Carol soaking in the scenery

By mid-afternoon, we are back at the ger camp and enjoy a dip in the hot springs. The hot water feels entirely restorative as we soak our weary legs.

Later on, we get to try our hand at archery with Mongolian style bows.

Me playing with a Mongol bow (photo by Monica B.)

They are known as composite recurve bows but are more like English long bows that I’ve shot with before. The backbone of the bows are typically made from birch because it is resilient and readily available.

“When the bow is unstrung, it looks like a semi-circle with a beautifully curvaceous shape, but when a string is attached the whole thing is stretched out so that its limbs are bent inward. Even so, these limbs with string attachments are bent slightly away from the archer, forming a double curve. It is this double curve that delivers explosive acceleration and awesome velocity to the arrow. From these limbs or bends of the bow behind the string attachments where the impact is greatest, the frame is covered with elongated and flattened pieces of mountain sheep’s (or other wild or domesticated ungulate’s) horn or/and bone which adds snapping power to the resilient wood in the frame. These hard parts form a layer that covers the whole area of the so-called belly, which is the part between the grip and the limbs. Chambers describes how the back parts of the bow, nearest the archer, were those covered with horn and/or bone while the sinew layer was applied to the outer side.”

There is no sight on the bows and corrections have to be made through feel. Having previously read about the astonishing distances that old Mongols could shoot, I’m amazed at how skilled they must have been.


Wild Mongolia – Travel Diary

MONGOLIA: Day 10 – Tsenkher Hot Springs

We leave White Lake (and the flies!) today and head towards Tsenker and its much anticipated hot springs.

The terrain is changing now with the open plains becoming even more vast and with fewer trees, we’re moving closer to steppe territory.

After a day’s drive, we arrive at our ger camp at Tsenker Hot Springs. There are no flies (hooray!) and the gers have a completely sealed roof (with just an opening for the stove pipe). This is a first for the trip as all other gers had an open roof (making for some chilly nights).

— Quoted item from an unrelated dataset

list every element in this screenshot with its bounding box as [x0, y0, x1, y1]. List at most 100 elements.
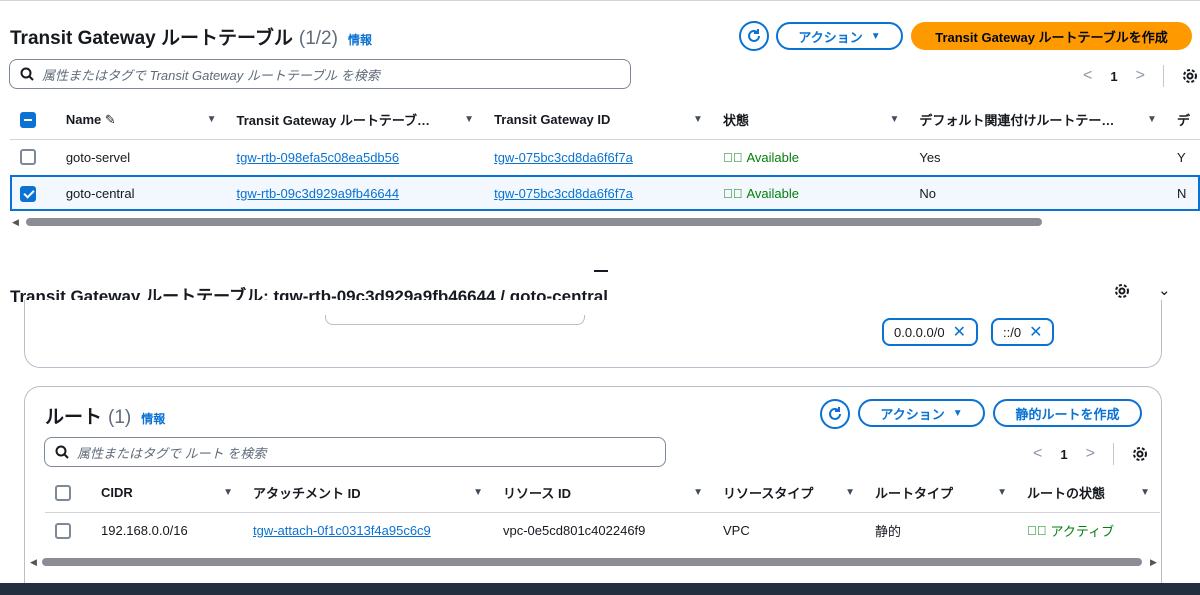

Due to the popularity of the hot springs, there are several ger camps located in this area. The water from the hot springs has high mineral content and folklore claims medicinal value. The surrounding area is also home to species of medicinal herbs.

Water from the springs comes out and 90 degrees celcius and is pumped to the ger camps and mixed with cooler water in their outdoor pools.

Tonight is the first night we have a significant amount of rain, and the wind is quite strong. I’m thankful that our ger roof is a closed one tonight!

The region is still suffering power outages but with a fire roaring in my ger, I’m comfortable as I can be and fall asleep listening to the sound of cuckoos and horses outside.


Wild Mongolia – Travel Diary

MONGOLIA: Day 9 – Khorgo volcano

Today is a free day, so Carol (a fellow hiking enthusiast) and I plan to hike out and up to Khorgo, an extinct volcano that lies in the middle of Khorgo-Terkhiin Tsagaan Nuur National Park.

The hike from the ger camp to the start of the lava field surrounding Khorgo is easy going. Once we we the lava fields, it looks like alien terrain.

Lava field around Khorgo

Carol is a retired geologist so she was dropping knowledge bombs along the way – what a great hiking buddy to have!

It’s tricky work to navigate the rocky terrain – the risk of rolling an ankle was high – but it was also quite fun. After some time, we reached the base of Khorgo and started climbing up.

At the top, we were rewarded with stunning views of the lava fields below and of Khorgo’s very dramatic crater.